It was signed on August 4, 1701, by Louis-Hector de Callière, governor of New France, and 1300 representatives of 39 Indigenous nations.
[1] The French, allied to the Hurons and the Algonquins, provided 16 years of peaceful relations and trade before war started again.
Control over the fur trade became a high-stakes game among the Native American tribes, as all of them wanted to be the European's chosen intermediary.
In the first half of the 17th century, the Dutch-allied Iroquois made substantial territorial gains against the French-allied First Nations, often threatening French settlements at Montreal and Trois-Rivières.
In the 1680s the French became actively involved in the conflict again, and they and their allied Indians made significant gains against the Iroquois, including incursions deep into the heartland of Iroquoia (present-day Upstate New York).
After a devastating raid by the Iroquois against the settlement of Lachine in 1689, and the entry the same year of England into the Nine Years' War (known in the English colonies as King William's War), Governor Frontenac organized raiding expeditions against English communities all along the frontier with New France.
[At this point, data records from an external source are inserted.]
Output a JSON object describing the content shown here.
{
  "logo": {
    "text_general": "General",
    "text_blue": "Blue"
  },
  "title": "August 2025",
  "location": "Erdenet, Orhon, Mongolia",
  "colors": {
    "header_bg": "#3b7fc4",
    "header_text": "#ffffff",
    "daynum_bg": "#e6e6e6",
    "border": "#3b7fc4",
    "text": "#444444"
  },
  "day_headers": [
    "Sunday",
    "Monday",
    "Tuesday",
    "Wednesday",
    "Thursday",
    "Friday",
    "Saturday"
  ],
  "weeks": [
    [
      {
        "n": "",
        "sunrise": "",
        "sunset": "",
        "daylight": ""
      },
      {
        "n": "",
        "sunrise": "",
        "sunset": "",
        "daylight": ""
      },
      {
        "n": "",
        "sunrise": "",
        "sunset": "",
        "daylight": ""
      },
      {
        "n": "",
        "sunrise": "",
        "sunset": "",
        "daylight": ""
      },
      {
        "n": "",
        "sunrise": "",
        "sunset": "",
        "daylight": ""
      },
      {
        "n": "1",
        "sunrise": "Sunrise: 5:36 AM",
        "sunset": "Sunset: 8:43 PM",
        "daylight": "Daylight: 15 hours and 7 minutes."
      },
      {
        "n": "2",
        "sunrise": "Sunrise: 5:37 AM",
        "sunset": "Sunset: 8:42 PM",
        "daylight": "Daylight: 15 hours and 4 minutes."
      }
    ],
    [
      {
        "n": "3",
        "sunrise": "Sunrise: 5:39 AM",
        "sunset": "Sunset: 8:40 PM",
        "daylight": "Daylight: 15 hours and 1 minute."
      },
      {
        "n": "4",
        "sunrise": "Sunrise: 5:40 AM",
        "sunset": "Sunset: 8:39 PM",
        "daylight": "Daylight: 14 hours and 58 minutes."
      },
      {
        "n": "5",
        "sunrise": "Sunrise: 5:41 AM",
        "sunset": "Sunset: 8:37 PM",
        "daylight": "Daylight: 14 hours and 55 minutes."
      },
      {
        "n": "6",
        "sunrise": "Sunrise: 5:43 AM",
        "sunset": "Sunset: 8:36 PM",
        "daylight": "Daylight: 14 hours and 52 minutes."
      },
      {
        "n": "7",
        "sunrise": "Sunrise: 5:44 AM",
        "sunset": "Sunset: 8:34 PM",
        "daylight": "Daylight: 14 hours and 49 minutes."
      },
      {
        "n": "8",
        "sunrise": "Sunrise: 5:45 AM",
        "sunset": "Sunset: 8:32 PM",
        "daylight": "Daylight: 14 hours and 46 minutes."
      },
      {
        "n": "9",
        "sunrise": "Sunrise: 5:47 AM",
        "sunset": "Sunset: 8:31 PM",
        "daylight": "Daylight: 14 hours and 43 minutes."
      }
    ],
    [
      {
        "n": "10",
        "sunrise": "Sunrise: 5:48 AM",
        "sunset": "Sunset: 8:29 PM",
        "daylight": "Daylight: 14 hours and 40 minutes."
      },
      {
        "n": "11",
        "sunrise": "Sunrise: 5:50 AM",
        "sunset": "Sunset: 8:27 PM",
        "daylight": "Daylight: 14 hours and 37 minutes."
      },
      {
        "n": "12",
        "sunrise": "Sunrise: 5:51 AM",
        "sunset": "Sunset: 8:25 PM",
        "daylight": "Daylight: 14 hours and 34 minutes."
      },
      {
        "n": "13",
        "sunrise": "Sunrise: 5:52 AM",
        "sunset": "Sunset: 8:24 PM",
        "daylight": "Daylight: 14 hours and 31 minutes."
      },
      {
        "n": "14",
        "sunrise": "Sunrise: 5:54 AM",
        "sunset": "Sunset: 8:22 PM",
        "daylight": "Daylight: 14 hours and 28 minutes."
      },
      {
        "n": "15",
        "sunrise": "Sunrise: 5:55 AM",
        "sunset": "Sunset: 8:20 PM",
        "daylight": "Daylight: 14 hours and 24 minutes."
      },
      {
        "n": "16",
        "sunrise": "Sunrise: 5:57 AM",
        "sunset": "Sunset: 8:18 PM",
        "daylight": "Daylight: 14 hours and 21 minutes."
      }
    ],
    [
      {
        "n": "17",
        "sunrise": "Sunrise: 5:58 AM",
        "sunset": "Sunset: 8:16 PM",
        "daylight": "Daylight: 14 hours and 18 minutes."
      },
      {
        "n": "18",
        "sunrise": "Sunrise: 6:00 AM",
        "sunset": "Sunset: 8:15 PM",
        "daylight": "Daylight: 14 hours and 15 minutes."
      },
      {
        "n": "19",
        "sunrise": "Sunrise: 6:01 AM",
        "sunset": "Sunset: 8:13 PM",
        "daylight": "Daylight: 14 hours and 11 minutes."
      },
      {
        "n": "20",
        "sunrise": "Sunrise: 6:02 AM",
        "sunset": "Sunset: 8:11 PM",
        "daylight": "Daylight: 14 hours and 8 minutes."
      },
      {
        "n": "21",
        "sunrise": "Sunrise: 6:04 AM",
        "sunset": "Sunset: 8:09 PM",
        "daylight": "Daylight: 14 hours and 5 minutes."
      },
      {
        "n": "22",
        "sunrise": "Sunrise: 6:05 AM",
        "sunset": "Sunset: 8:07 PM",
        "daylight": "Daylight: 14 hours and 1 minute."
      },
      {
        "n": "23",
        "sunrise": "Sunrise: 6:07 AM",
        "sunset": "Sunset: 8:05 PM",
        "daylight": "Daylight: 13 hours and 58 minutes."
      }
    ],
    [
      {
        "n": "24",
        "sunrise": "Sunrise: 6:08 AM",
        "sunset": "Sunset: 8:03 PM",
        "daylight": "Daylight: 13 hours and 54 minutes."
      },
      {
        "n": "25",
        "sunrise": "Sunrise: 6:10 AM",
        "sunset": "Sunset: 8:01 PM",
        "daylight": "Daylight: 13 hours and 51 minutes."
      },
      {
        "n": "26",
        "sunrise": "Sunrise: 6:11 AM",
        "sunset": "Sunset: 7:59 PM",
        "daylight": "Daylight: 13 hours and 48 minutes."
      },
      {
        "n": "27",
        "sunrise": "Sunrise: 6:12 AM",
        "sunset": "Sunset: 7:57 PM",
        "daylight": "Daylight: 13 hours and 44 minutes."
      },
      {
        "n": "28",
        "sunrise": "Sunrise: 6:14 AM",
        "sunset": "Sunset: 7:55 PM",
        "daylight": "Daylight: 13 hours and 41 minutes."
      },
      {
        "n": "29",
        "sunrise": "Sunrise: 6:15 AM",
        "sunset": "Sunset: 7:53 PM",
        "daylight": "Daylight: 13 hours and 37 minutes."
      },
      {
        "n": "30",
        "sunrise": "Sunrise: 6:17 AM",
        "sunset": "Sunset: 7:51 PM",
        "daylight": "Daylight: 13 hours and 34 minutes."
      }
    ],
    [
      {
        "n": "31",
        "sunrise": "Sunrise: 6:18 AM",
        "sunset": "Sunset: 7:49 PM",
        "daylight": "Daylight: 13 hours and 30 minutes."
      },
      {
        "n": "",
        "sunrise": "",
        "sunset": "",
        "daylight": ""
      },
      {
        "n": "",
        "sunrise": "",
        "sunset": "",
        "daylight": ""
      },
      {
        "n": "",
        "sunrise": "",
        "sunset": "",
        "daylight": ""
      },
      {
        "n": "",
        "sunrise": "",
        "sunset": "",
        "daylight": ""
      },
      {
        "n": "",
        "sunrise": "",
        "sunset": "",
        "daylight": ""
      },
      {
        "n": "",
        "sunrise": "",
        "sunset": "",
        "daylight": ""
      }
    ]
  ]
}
French and English colonists, and their Indian allies, then engaged in a protracted border war that was formally ended when the Treaty of Ryswick was signed in 1697.
The treaty of La Grande Paix de Montreal of July 21 to August 7 of 1701[4] was signed as a symbol of peace between the French and the First Nations.
The ratification of the treaty was not agreed to immediately due to the discussions between the First Nations representatives and Governor Callière's dragging on, both sides being eager to negotiate as much as possible.
A square in Old Montreal was renamed Place de la Grande-Paix-de-Montréal to commemorate the 300th anniversary of the peace.